The figure was the second-largest liquidity injection since the COVID-19 era and surpasses even the Dot Com Bubble peaks, according to data Finbold retrieved from Barchart.

Treasury Securities Submitted. Source: Federal Reserve

As a result, investors and analysts have been left wondering whether risk assets such as equities and cryptocurrencies are going to be affected, especially as liquidity begins to loosen.

Analysts bullish on crypto and stocks

Fundstrat’s Tom Lee remains optimistic on crypto and stocks, noting in a CNBC interview that the central bank is going to provide the biggest tailwind in the following weeks.

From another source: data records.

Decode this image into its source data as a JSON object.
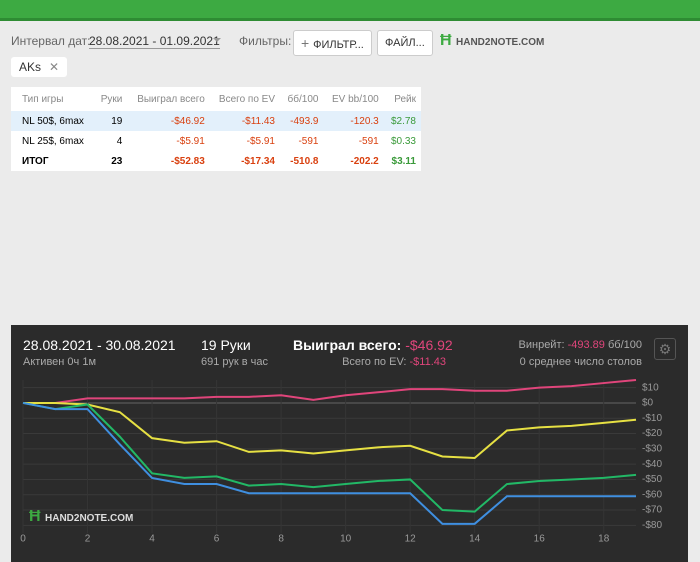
{
  "filters": {
    "date_label": "Интервал дат:",
    "date_range": "28.08.2021 - 01.09.2021",
    "filters_label": "Фильтры:",
    "filter_button": "ФИЛЬТР...",
    "file_button": "ФАЙЛ...",
    "logo": "HAND2NOTE.COM",
    "chip": "AKs"
  },
  "table": {
    "headers": [
      "Тип игры",
      "Руки",
      "Выиграл всего",
      "Всего по EV",
      "бб/100",
      "EV bb/100",
      "Рейк"
    ],
    "rows": [
      [
        "NL 50$, 6max",
        "19",
        "-$46.92",
        "-$11.43",
        "-493.9",
        "-120.3",
        "$2.78"
      ],
      [
        "NL 25$, 6max",
        "4",
        "-$5.91",
        "-$5.91",
        "-591",
        "-591",
        "$0.33"
      ]
    ],
    "total": [
      "ИТОГ",
      "23",
      "-$52.83",
      "-$17.34",
      "-510.8",
      "-202.2",
      "$3.11"
    ]
  },
  "summary": {
    "period": "28.08.2021 - 30.08.2021",
    "active": "Активен 0ч 1м",
    "hands": "19 Руки",
    "hands_rate": "691 рук в час",
    "won_label": "Выиграл всего:",
    "won_value": "-$46.92",
    "ev_label": "Всего по EV:",
    "ev_value": "-$11.43",
    "winrate_label": "Винрейт:",
    "winrate_value": "-493.89",
    "winrate_unit": "бб/100",
    "tables": "0 среднее число столов",
    "logo": "HAND2NOTE.COM"
  },
  "chart_data": {
    "type": "line",
    "x": [
      0,
      1,
      2,
      3,
      4,
      5,
      6,
      7,
      8,
      9,
      10,
      11,
      12,
      13,
      14,
      15,
      16,
      17,
      18,
      19
    ],
    "series": [
      {
        "color": "#e0457b",
        "values": [
          0,
          0,
          3,
          3,
          3,
          3,
          4,
          4,
          5,
          2,
          5,
          7,
          9,
          9,
          8,
          8,
          10,
          11,
          13,
          15
        ]
      },
      {
        "color": "#e6e043",
        "values": [
          0,
          0,
          -1,
          -6,
          -23,
          -26,
          -25,
          -32,
          -31,
          -33,
          -31,
          -29,
          -28,
          -35,
          -36,
          -18,
          -16,
          -15,
          -13,
          -11
        ]
      },
      {
        "color": "#22b866",
        "values": [
          0,
          -4,
          -1,
          -22,
          -46,
          -49,
          -48,
          -54,
          -53,
          -55,
          -53,
          -51,
          -50,
          -70,
          -71,
          -53,
          -51,
          -50,
          -49,
          -47
        ]
      },
      {
        "color": "#3f8fe0",
        "values": [
          0,
          -4,
          -4,
          -27,
          -49,
          -53,
          -53,
          -59,
          -59,
          -59,
          -59,
          -59,
          -59,
          -79,
          -79,
          -61,
          -61,
          -61,
          -61,
          -61
        ]
      }
    ],
    "xlim": [
      0,
      19
    ],
    "xticks": [
      0,
      2,
      4,
      6,
      8,
      10,
      12,
      14,
      16,
      18
    ],
    "ylim": [
      -85,
      15
    ],
    "yticks": [
      {
        "value": 10,
        "label": "$10"
      },
      {
        "value": 0,
        "label": "$0"
      },
      {
        "value": -10,
        "label": "-$10"
      },
      {
        "value": -20,
        "label": "-$20"
      },
      {
        "value": -30,
        "label": "-$30"
      },
      {
        "value": -40,
        "label": "-$40"
      },
      {
        "value": -50,
        "label": "-$50"
      },
      {
        "value": -60,
        "label": "-$60"
      },
      {
        "value": -70,
        "label": "-$70"
      },
      {
        "value": -80,
        "label": "-$80"
      }
    ],
    "grid": true
  }
}
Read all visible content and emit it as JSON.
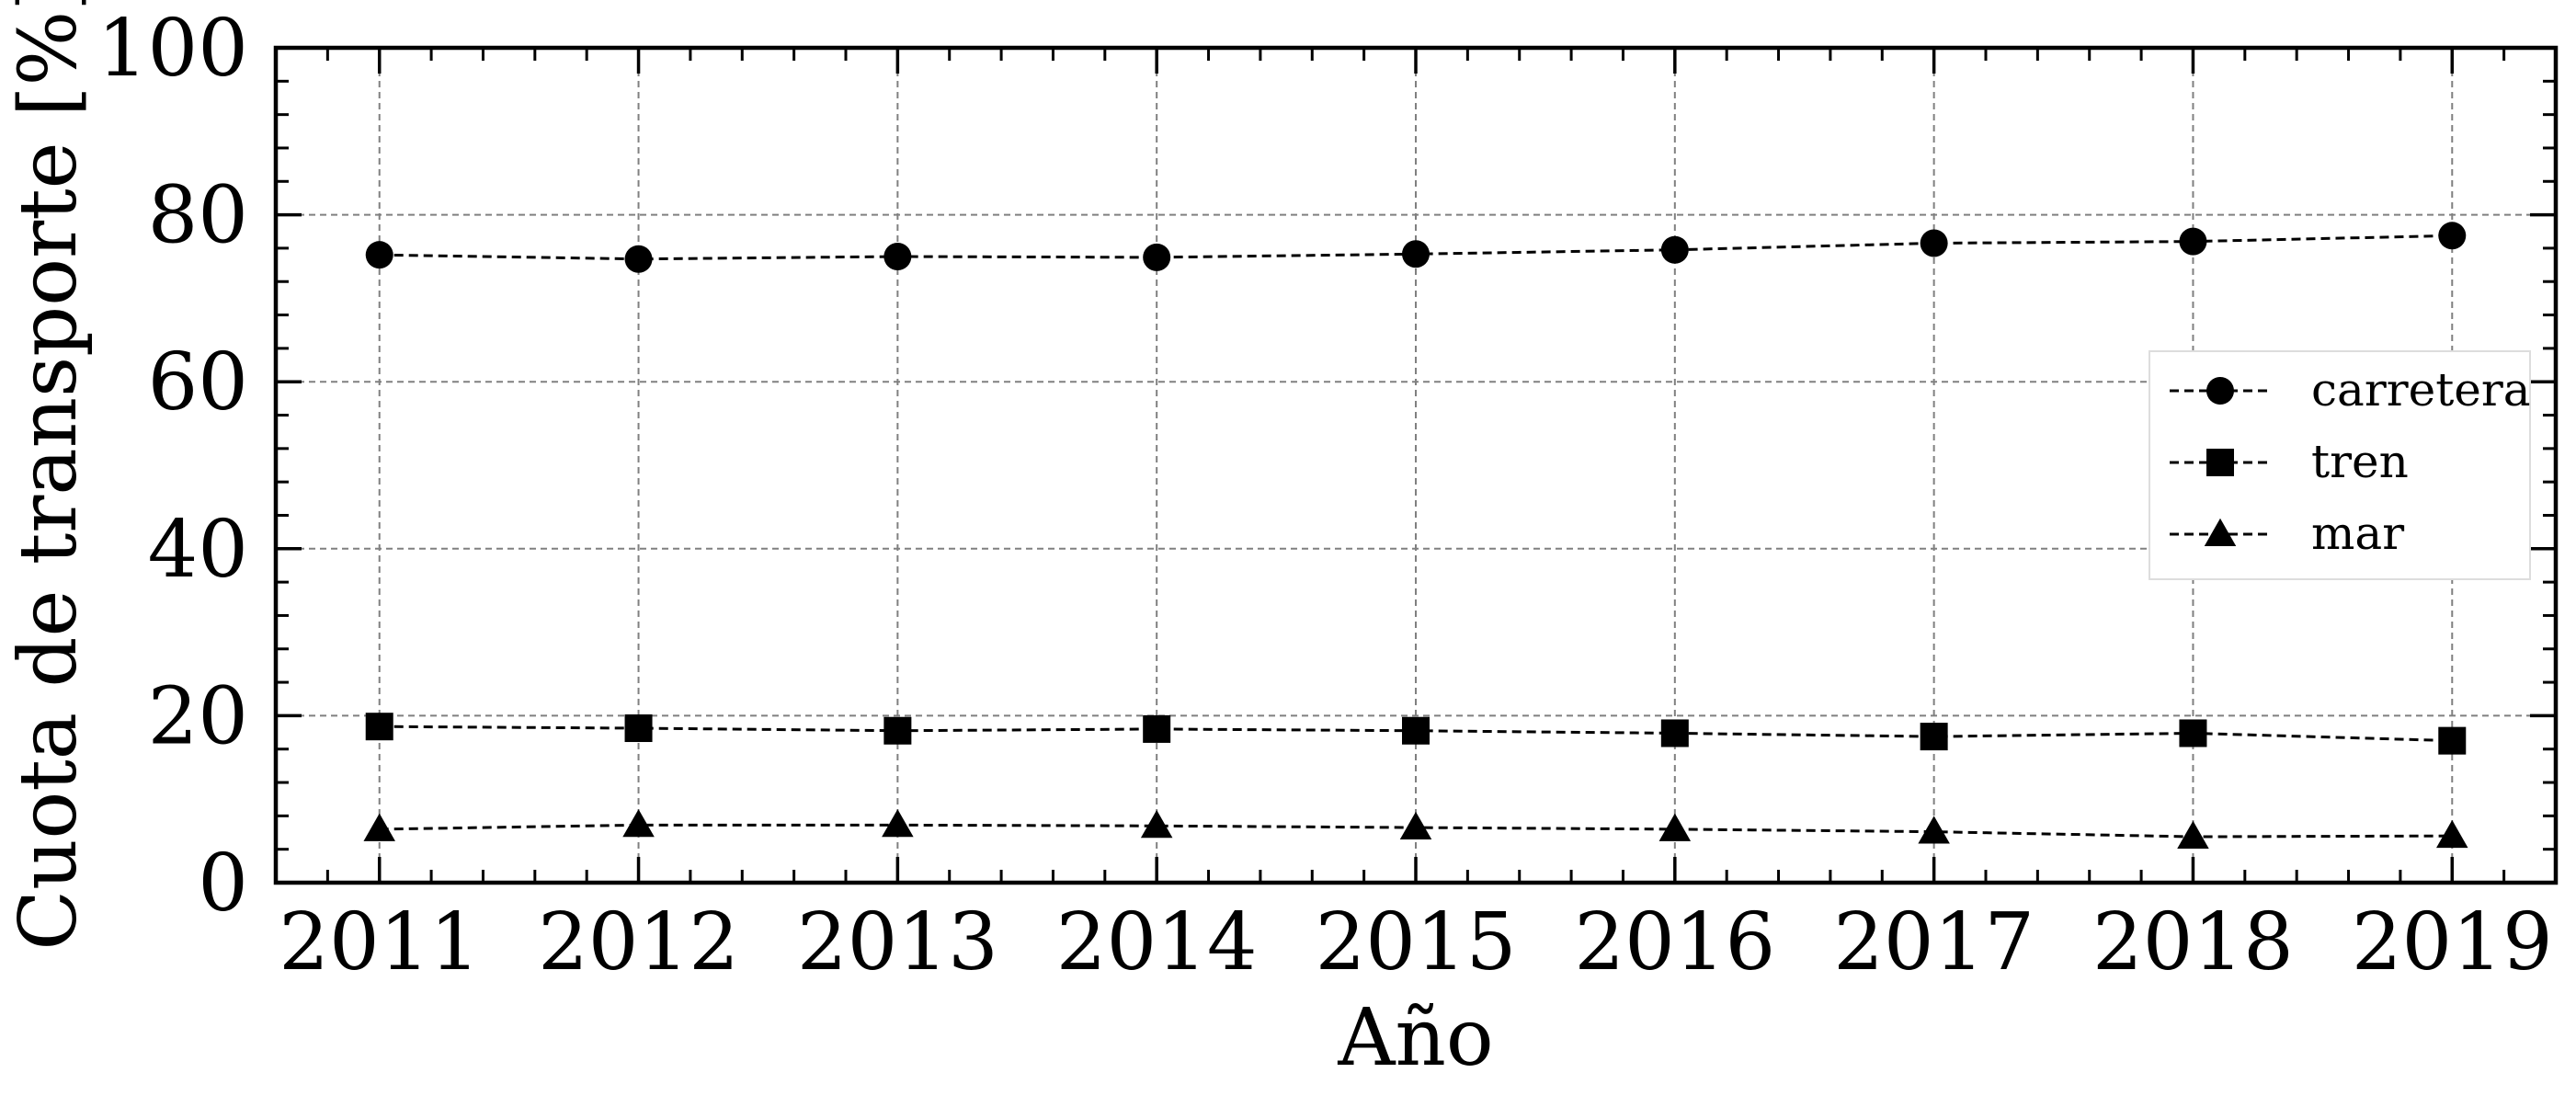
{
  "chart_data": {
    "type": "line",
    "xlabel": "Año",
    "ylabel": "Cuota de transporte [%]",
    "x": [
      2011,
      2012,
      2013,
      2014,
      2015,
      2016,
      2017,
      2018,
      2019
    ],
    "xlim": [
      2010.6,
      2019.4
    ],
    "ylim": [
      0,
      100
    ],
    "yticks": [
      0,
      20,
      40,
      60,
      80,
      100
    ],
    "grid": true,
    "legend_position": "right",
    "series": [
      {
        "name": "carretera",
        "marker": "circle",
        "values": [
          75.2,
          74.7,
          75.0,
          74.9,
          75.3,
          75.8,
          76.6,
          76.8,
          77.5
        ]
      },
      {
        "name": "tren",
        "marker": "square",
        "values": [
          18.7,
          18.5,
          18.2,
          18.4,
          18.2,
          17.9,
          17.5,
          17.9,
          17.0
        ]
      },
      {
        "name": "mar",
        "marker": "triangle",
        "values": [
          6.4,
          6.9,
          6.9,
          6.8,
          6.6,
          6.4,
          6.1,
          5.5,
          5.6
        ]
      }
    ]
  }
}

With liquidity no longer being drained from the system, capital flows could begin accelerating into risk assets.

New Bitcoin all-time high in January?

Lee appears especially convinced when it comes to Bitcoin (BTC), arguing that higher liquidity historically correlates with stronger performance in risk-on assets. 

Accordingly, he believes that a new all-time high for “digital gold” is possible by late January, even though the effects of the October slump are still noticeable and the Bank of Japan seems “hawkish.” When it comes to the S&P 500, he argued that 7,200-7,300 is likely in December.

All attention is, of course, on the December Federal Open Market Committee (FOMC) meeting, which the market hopes will clarify the Fed’s upcoming rate-cut path.